Access, Influence, and Social Class: Women and British Aviation in the Interwar Years
On Thursday 18 March 2027 at 12pm, Sophy Higgins will analyse the role of women in developing aviation during the interwar period. This lecture will be hosted virtually via Crowdcast and livestreamed from the RAF Museum’s Midlands site.
Talk Outline
This lecture will analyse the role of women in developing aviation during the interwar period, paying particular attention to the role that social class played in governing access, and thus influence. The role that women played during this period has been obscured within historiography, whilst historians’ focus on class in this context has been largely limited to understanding the demography of pilots. This work builds on Sophy Antrobus’ examination of social networks and political lobbying amongst senior figures of the RAF to consider how women operated within these networks and enacted their own to politically, socially and economically influence aviation.
This lecture will draw on a range of case studies, including examining the class-based requirements of private flying; the class-based access to social and militarised organisations like the Emergency Service; and the role of senior wives as deputies, social organisers, and legacy protectors.

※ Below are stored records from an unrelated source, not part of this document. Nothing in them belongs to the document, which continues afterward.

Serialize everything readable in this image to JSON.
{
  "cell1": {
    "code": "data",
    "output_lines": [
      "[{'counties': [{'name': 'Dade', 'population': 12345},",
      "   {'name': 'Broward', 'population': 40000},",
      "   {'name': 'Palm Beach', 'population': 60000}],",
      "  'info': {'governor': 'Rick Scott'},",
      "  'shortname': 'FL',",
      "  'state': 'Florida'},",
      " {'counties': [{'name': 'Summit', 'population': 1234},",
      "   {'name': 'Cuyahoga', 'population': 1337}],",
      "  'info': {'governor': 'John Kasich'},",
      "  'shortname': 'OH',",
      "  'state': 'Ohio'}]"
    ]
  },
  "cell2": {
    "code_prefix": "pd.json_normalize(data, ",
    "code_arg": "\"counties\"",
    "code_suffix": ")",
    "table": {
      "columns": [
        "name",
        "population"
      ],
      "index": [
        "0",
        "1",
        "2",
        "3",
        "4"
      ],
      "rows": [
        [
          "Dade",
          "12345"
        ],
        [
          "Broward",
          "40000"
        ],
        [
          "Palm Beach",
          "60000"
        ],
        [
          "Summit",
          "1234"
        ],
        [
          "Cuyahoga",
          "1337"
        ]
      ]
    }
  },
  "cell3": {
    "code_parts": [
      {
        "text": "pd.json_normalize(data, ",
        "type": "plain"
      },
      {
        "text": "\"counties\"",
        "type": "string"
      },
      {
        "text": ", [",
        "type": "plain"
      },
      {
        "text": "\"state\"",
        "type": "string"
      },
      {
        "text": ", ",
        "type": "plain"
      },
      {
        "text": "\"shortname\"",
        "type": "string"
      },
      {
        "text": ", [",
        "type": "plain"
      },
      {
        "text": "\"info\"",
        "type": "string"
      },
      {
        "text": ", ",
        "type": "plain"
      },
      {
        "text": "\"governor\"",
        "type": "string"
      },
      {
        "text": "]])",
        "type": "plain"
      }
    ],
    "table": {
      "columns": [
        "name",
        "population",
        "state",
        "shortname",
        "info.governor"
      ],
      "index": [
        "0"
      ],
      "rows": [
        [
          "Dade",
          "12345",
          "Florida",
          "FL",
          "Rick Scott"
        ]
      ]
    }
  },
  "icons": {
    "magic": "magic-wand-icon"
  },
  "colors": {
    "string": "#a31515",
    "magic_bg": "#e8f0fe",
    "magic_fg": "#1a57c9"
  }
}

This lecture thus argues that it is only by understanding the access and influence of these women that we can begin to appreciate fully how the RAF survived in its infancy and developed into the service it is today. Moreover, it aims to show that women were always there, even outside of direct service, and thus better representation of them is needed to present a more rounded view of British air power in the interwar period and beyond.
Location
This hybrid lecture will be hosted in-person at the RAF Museum’s Midlands Site in the Lecture Theatre. Attendance in-person is free but registration is required via Digitickets.
Livestream
To attend virtually, register via Crowdcast.
About Sophy Higgins
Sophy Higgins is a third-year War Studies PhD Candidate at the Freeman Air and Space Institute (King’s College London) and the Royal Air Force Museum, funded by the London Arts and Humanities Partnership. Her doctoral research examines the class-based influence of women on the development of aviation in interwar Britain. Sophy’s work on aviation has seen her guest edit an ‘Airpower and Culture’ edition of the RAF Historical Society’s journal, organise an air and space postgraduate conference at KCL, and most recently complete a placement with Kingston Museum to research and reinterpret their aviation collection. Sophy was also the 2025 recipient of the RAF Historical Society’s Henry Probert Bursary.